Effects of geometric isomerism in dinuclear antitumor platinum complexes on their interactions with N-acetyl-L-methionine

Abstract

In this study, the reactions of N-acetyl-L-methionine (AcMet) with [{trans-PtCl(NH(3))(2)}(2)-mu-H(2)N(CH(2))(6)NH(2)](NO(3))(2) (BBR3005: 1,1/t,t 1) and its cis analog [{cis-PtCl(NH(3))(2)}(2)-mu-{H(2)N(CH(2))(6)NH(2)}]Cl(2) (1,1/c,c 2) were analyzed to determine the rate and reaction profile of chloride substitution by methionine sulfur. The reactions were studied in PBS buffer at 37 degrees C by a combination of multinuclear ((195)Pt, {(1)H-(15)N} HSQC) magnetic resonance (NMR) spectroscopy and electrospray ionization time of flight mass spectrometry (ESITOFMS). The diamine linker of the 1,1/t,t trans complex was released as a result of the trans influence of the coordinated sulfur atom, producing trans-[PtCl(AcMet)(NH(3))(2)](+) (III) and trans-[Pt(AcMet)(2)(NH(3))(2)](2+) (IV). In contrast the cis geometry of the dinuclear compound maintained the diamine bridge intact and a number of novel dinuclear platinum compounds obtained by stepwise substitution of sulfur on both platinum centers were identified.
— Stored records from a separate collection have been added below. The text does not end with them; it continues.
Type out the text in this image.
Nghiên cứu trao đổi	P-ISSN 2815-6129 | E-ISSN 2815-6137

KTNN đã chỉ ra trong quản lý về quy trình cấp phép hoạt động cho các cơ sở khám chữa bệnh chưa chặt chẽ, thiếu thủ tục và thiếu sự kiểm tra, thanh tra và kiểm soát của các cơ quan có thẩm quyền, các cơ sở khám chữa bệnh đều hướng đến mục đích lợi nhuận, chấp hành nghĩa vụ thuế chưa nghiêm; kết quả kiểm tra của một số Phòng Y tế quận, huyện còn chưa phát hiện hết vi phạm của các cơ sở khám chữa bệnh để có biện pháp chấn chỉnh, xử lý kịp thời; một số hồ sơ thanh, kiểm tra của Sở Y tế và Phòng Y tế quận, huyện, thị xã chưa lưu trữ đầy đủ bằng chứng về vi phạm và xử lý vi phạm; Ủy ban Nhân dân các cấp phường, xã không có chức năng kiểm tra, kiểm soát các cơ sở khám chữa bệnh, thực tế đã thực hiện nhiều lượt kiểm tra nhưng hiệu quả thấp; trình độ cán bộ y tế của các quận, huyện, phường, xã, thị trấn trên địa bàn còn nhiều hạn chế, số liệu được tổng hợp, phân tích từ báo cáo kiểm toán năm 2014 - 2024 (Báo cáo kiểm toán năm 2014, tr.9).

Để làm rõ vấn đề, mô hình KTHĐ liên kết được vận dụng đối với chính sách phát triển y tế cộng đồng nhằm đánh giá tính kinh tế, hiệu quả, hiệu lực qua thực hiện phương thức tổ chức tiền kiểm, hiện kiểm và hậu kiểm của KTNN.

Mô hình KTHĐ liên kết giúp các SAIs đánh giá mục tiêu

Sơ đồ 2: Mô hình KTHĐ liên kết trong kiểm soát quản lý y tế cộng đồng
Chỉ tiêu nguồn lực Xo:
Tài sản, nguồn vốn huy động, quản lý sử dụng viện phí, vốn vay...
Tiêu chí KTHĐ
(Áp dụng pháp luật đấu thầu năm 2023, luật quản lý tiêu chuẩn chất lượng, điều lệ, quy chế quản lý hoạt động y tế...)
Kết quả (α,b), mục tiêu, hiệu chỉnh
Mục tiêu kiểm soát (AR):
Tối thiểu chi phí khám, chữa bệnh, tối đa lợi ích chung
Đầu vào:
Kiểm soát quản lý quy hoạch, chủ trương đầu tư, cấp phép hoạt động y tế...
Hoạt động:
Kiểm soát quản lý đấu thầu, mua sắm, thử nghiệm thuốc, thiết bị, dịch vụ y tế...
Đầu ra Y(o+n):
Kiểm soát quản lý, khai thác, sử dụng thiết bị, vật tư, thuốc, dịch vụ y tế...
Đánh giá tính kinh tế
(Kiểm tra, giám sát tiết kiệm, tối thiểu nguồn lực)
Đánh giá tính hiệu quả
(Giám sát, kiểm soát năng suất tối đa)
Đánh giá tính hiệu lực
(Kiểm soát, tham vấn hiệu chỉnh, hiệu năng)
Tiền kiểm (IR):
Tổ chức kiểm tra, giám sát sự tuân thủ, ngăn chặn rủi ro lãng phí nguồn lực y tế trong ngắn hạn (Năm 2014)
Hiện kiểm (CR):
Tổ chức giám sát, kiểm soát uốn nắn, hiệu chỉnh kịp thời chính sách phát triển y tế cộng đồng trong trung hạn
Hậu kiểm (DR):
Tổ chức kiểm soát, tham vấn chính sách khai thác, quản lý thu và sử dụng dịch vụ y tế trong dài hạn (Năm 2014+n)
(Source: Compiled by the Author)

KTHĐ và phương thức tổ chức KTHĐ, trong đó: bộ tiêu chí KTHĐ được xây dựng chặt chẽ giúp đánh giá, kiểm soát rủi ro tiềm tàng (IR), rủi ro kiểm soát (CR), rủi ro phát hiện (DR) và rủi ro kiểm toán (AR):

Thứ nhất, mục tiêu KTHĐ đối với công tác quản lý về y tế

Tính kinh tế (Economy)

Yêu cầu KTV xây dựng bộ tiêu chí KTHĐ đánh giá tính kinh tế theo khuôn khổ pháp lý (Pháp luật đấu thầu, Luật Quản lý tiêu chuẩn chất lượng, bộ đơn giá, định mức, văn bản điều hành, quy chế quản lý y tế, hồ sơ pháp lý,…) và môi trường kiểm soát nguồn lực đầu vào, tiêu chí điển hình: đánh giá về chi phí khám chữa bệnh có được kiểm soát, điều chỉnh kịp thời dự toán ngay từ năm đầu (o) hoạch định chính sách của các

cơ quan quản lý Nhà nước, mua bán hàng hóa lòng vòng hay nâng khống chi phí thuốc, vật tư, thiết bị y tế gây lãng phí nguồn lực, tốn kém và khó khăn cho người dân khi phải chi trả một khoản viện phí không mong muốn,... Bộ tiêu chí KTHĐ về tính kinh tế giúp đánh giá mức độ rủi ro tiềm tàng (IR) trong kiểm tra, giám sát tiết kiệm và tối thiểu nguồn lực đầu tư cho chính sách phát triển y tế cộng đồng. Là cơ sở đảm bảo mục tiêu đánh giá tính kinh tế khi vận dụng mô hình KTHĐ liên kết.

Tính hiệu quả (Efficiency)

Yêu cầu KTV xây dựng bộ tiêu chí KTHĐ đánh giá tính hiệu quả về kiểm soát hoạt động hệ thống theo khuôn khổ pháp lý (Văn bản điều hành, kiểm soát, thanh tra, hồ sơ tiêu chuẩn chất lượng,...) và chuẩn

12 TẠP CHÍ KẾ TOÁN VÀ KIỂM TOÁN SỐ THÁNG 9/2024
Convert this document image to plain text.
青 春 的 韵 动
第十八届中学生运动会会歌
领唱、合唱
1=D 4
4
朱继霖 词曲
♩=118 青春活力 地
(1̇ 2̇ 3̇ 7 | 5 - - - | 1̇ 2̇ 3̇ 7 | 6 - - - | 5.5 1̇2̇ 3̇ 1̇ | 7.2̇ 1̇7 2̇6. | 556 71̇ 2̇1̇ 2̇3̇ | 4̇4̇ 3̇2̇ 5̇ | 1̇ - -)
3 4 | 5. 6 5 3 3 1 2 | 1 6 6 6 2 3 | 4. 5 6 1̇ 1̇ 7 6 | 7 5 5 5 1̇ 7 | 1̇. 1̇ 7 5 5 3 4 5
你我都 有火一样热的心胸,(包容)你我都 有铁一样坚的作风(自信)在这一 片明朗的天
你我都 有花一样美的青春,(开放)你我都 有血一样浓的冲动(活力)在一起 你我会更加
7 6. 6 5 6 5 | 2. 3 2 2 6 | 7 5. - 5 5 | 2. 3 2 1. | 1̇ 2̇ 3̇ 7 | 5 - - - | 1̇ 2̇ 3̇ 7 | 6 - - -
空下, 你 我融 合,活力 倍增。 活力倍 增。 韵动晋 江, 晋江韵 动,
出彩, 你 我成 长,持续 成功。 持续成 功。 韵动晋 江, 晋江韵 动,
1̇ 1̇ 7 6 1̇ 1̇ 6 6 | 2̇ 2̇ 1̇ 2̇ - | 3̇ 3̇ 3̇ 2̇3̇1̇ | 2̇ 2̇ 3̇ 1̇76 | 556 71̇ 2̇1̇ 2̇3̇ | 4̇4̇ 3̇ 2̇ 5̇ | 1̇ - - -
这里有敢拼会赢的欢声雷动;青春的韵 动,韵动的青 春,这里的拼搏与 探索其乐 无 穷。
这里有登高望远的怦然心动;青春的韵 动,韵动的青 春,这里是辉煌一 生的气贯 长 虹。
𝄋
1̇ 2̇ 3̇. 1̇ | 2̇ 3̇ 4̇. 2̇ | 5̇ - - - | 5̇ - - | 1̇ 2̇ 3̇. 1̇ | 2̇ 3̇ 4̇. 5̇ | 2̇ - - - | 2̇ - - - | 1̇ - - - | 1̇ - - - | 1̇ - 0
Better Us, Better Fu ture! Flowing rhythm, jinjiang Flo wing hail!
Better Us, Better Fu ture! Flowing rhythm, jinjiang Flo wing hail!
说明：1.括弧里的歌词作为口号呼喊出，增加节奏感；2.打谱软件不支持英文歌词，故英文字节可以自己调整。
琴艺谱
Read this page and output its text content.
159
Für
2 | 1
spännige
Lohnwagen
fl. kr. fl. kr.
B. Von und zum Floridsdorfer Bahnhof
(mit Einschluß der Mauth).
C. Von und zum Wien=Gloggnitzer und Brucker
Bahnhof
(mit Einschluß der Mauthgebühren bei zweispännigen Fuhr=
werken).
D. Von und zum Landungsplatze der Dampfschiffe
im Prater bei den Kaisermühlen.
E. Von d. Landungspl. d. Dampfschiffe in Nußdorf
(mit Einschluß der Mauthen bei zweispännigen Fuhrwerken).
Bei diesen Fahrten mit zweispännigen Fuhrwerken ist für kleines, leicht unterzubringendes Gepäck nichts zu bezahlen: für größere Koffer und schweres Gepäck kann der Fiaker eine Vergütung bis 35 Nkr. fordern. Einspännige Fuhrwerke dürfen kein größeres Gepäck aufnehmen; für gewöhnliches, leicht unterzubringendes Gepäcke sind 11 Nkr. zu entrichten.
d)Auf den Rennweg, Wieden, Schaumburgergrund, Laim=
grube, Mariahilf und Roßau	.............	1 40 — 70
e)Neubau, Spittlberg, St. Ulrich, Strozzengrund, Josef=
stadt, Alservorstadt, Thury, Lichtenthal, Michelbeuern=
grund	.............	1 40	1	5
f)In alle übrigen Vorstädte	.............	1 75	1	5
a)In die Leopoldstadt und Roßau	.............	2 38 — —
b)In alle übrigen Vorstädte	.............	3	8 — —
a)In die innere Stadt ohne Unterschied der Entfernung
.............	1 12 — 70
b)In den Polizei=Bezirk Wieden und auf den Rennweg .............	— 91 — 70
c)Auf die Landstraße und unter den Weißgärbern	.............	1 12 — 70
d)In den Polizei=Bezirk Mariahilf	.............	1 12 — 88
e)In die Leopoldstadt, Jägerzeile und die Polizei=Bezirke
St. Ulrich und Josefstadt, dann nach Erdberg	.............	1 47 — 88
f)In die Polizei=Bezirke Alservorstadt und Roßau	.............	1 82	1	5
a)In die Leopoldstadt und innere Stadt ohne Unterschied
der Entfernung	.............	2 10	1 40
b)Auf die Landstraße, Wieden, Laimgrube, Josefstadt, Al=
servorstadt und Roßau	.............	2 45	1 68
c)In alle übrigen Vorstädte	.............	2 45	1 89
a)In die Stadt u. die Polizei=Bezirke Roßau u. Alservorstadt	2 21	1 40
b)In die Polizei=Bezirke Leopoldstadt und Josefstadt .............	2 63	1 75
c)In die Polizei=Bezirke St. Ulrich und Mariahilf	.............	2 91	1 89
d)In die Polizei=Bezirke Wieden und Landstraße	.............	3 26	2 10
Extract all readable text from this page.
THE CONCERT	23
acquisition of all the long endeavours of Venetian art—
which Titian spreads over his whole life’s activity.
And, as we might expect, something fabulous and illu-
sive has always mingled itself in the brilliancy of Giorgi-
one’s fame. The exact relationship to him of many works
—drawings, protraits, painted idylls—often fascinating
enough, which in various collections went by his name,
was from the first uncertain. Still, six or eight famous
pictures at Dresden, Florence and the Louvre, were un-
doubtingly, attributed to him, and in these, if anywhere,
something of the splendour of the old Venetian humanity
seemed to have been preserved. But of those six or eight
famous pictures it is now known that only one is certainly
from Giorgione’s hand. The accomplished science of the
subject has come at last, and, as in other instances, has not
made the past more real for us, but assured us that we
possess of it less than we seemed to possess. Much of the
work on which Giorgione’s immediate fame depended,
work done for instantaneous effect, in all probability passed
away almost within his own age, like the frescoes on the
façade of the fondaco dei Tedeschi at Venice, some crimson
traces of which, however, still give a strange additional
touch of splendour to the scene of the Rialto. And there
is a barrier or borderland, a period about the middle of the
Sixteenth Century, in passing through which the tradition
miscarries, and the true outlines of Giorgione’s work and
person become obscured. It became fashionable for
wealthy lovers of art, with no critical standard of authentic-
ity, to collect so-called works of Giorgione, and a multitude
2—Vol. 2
These include (charges omitted for clarity): [{cis-PtCl(NH(3))(2)}-mu-NH(2)(CH(2))(6)NH(2)-{cis-Pt(AcMet)(NH(3))(2)}] (V); [{cis-Pt(AcMet)(NH(3))(2)}(2)-mu-NH(2)(CH(2))(6)NH(2)] (VI); [{cis-PtCl(NH(3))(2)}-mu-NH(2)(CH(2))(6)NH(2)-{PtCl(AcMet)NH(3)] (VII); [{PtCl(AcMet)(NH(3))}(2)-mu-NH(2)(CH(2))(6)NH(2)] (VIII); [{trans-Pt(AcMet)(2)(NH(3))}-mu-NH(2)(CH(2))(6)NH(2)-{PtCl(AcMet)(NH(3))] (IX) and the fully substituted [{trans-Pt(AcMet)(2)(NH(3))}(2)-mu-{NH(2)(CH(2))(6)NH(2)] (X). For both compounds the reactions with methionine were slower than those with glutathione (Inorg Chem 2003, 42:5498-5506). Further, the 1,1/c,c geometry resulted in slower reaction than the trans isomer, because of steric hindrance of the bridge, as observed previously in reactions with DNA and model nucleotides.